5. Library staff, particularly professional librarians and heads of sections should be involved in the early planning of major projects by the library. When once support of this category of staff is enlisted, they will then disseminate the information to their subordinates and other library patrons. This will make the new innovation take off at a faster rate. For instance, the library is at the planning stages of going online. The need for the library to access e-resources has been established and understood by libraries and all categories of staff arc preparing for this giant leap.
6. There is a need for an occasional feedback of some sort to be done. Library managers should occasionally do a survey of the librarians. This could be done through a questionnaire which will be given anonymous response to, interviews with sectional divisional heads should be held to know areas of need. During staff meetings and management meetings, librarians can present the various problems encountered by them. Armed with information, the library management will know who to tackle these problems with a viewto moving the library forward.
Over the next couple of years the University of Nigeria library system will have to make critical important, practical and policy decisions about the functions of the library about the space and about the role of librarians.
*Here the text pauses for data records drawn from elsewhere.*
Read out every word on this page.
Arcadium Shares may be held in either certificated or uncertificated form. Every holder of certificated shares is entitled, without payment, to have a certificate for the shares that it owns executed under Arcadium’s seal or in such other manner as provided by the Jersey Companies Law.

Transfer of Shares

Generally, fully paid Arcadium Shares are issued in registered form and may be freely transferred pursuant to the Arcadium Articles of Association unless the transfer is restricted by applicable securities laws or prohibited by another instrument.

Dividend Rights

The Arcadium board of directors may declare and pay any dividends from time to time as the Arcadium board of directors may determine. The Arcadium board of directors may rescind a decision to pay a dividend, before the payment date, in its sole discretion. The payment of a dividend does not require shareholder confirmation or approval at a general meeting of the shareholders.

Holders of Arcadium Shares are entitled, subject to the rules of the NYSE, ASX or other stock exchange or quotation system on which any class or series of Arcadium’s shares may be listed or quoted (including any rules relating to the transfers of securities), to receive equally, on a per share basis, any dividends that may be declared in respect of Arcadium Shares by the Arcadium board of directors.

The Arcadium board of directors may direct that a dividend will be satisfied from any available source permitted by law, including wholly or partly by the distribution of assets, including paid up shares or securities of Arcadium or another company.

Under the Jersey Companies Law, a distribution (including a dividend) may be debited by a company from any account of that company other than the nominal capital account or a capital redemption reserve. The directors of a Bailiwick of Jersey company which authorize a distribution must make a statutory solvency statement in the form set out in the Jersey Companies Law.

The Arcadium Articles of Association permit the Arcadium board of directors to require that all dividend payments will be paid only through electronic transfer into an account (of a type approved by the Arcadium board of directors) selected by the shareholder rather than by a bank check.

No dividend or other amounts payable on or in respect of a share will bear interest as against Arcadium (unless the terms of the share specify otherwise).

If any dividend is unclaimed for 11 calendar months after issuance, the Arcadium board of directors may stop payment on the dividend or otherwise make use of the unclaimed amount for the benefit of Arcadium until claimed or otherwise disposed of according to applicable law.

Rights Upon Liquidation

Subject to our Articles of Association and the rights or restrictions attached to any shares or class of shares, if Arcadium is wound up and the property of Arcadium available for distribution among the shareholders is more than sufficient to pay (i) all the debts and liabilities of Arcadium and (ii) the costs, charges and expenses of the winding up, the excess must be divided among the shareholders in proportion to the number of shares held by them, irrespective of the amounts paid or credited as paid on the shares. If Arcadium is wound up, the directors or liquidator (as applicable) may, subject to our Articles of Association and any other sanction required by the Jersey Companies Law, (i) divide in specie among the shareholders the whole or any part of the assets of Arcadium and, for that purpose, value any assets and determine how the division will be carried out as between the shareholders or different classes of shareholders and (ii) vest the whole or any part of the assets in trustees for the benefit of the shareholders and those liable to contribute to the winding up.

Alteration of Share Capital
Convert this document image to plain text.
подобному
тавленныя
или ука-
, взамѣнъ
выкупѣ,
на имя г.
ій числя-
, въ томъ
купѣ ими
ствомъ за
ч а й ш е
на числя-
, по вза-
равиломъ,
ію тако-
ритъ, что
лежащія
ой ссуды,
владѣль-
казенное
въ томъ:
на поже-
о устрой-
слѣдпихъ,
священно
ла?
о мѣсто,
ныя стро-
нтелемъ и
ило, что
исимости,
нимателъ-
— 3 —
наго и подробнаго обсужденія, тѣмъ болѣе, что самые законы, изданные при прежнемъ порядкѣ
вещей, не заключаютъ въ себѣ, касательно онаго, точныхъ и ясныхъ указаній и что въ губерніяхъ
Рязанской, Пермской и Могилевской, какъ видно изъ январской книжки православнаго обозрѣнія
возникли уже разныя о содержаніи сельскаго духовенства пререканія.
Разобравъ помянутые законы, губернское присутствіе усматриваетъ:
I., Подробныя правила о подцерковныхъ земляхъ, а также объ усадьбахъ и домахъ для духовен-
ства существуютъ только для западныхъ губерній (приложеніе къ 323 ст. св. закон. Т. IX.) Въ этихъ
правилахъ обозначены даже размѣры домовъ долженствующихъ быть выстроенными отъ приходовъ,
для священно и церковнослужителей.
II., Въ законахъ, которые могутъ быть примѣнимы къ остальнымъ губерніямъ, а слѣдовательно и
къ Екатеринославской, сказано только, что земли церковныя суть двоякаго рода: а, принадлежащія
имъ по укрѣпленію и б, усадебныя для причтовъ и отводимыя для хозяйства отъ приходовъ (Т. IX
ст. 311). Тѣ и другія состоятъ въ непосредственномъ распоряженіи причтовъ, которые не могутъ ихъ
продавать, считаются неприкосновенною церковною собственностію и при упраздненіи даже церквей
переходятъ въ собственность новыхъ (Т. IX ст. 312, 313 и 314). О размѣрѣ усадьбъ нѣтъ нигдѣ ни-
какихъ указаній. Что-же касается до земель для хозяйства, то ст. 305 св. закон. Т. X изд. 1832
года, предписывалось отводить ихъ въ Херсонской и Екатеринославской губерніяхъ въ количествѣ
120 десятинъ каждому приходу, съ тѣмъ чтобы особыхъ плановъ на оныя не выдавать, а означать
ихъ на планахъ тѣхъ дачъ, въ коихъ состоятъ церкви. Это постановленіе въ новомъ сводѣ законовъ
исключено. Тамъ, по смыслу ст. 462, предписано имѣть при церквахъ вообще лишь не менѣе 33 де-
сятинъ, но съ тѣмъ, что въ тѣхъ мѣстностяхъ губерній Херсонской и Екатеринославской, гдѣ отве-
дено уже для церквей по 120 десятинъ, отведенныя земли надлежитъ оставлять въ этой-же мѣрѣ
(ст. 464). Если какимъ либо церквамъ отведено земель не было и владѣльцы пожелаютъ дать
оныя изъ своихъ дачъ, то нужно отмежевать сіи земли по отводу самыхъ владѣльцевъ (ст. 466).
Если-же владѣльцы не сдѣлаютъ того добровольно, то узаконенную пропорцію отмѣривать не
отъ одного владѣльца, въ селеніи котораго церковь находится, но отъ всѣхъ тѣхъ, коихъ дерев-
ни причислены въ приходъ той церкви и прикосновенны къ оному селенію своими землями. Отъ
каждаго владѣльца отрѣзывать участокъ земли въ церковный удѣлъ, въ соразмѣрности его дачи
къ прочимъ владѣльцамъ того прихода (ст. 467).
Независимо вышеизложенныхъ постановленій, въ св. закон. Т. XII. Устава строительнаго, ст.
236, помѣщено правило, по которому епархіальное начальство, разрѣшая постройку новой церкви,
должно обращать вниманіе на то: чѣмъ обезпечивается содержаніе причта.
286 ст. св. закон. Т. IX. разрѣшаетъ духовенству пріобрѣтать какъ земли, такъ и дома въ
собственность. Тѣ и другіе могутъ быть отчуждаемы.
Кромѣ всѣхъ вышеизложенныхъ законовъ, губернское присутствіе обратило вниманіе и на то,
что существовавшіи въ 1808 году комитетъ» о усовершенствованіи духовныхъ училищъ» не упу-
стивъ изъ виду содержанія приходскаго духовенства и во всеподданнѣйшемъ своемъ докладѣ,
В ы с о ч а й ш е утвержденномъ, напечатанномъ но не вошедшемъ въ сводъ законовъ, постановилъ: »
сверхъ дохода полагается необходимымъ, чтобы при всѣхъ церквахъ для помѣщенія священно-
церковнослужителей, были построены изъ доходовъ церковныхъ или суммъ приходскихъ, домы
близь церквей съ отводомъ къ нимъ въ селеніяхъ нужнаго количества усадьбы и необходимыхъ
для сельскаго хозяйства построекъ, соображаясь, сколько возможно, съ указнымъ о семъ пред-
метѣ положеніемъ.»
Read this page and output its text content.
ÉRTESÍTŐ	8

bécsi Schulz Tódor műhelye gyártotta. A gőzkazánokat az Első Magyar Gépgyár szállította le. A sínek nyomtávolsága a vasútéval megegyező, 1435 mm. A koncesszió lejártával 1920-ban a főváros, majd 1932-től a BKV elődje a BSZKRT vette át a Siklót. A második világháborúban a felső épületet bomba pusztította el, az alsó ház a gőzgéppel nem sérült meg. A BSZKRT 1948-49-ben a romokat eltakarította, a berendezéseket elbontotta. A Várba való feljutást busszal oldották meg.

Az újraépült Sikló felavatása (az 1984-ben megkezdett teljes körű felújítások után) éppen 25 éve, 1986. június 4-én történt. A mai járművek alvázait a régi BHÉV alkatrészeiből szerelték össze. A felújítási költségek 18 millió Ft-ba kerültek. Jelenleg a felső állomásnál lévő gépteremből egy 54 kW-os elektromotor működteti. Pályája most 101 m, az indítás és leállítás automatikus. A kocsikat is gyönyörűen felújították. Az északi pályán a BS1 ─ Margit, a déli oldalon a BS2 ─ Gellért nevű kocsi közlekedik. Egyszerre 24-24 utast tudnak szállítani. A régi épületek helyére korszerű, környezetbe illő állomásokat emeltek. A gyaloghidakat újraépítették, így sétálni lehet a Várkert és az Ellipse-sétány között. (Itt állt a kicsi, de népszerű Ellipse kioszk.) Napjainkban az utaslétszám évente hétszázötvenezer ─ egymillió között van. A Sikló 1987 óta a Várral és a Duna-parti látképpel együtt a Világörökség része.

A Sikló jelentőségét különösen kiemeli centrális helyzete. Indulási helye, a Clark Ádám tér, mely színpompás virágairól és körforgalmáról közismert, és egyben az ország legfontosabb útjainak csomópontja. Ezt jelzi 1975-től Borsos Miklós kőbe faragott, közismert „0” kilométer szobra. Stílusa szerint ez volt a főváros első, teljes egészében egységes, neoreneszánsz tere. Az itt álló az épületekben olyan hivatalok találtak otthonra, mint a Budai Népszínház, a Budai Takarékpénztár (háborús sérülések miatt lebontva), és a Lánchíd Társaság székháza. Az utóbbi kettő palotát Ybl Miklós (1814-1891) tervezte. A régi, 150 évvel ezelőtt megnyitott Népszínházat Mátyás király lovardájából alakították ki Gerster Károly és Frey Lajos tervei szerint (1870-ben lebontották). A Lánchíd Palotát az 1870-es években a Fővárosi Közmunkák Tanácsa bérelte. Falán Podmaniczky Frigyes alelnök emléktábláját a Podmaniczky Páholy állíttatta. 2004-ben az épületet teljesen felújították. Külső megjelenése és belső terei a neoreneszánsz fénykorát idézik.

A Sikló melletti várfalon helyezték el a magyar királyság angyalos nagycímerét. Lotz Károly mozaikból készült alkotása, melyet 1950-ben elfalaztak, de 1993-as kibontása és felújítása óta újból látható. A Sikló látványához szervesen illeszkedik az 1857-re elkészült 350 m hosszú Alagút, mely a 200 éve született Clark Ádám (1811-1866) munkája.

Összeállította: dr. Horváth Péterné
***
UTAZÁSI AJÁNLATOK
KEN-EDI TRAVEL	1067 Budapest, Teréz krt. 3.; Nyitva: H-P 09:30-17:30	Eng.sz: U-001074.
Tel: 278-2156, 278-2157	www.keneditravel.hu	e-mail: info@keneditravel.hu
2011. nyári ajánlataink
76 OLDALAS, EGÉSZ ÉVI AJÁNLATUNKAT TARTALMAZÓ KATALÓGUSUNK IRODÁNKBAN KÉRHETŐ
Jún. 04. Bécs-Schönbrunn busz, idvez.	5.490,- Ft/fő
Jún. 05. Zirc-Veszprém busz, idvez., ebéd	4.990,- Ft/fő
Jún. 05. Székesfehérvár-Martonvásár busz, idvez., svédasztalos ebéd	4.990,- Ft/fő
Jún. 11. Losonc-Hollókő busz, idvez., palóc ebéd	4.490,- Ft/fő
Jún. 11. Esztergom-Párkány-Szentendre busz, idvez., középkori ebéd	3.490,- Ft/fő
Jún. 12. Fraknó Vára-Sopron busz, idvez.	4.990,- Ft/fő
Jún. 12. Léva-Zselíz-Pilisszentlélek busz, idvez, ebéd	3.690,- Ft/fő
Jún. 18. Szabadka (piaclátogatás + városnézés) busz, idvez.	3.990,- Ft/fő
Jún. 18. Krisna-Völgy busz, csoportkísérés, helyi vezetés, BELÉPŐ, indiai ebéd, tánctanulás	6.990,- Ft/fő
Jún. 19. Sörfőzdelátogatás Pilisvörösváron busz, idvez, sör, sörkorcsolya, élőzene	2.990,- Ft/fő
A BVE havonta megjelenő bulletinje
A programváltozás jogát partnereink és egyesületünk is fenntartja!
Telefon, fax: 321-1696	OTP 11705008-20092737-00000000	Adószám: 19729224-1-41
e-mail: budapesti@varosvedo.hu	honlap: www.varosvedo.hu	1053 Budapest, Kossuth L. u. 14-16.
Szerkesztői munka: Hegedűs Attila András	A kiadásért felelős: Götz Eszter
Change therefore has become inevitable in this library. Change emanating from the traditional way in which we have functioned erstwhile, i.e the manual way in which functions have been carried out. This will no longer be accepted by our patrons who have become so Internet savvy, so ICT compliant that if this change is not carried out sooner than later, the library will loose its influence in the larger university community.
Change arising from the library’s perception of their roles particularly the academic librarians have also become critical. This is the time for librarians to live to their mettle as the academics that they arc. Professional librarians are now fully assessed as their counterparts in faculty and therefore, the need for fundamental changes in our roles to be clearly defined has also become imminent. Do professional librarians need to act as administrators, while indeed they are academics? These and many more questions will bring about change. Change is often threatening and people tend to seek stability and order in their lives; change means disruption and uncertainty and under normal circumstances library workers will resist change. However, change is also very crucial in moving any library forward. Without initiating change most library functions will become moribund and library patrons will no longer find our services useful. Change will make the University of Nigeria more proactive and bring about new cutting edge innovations that will make the library to rise up to the challenges of information provision to its clientele in the 21s‘ century.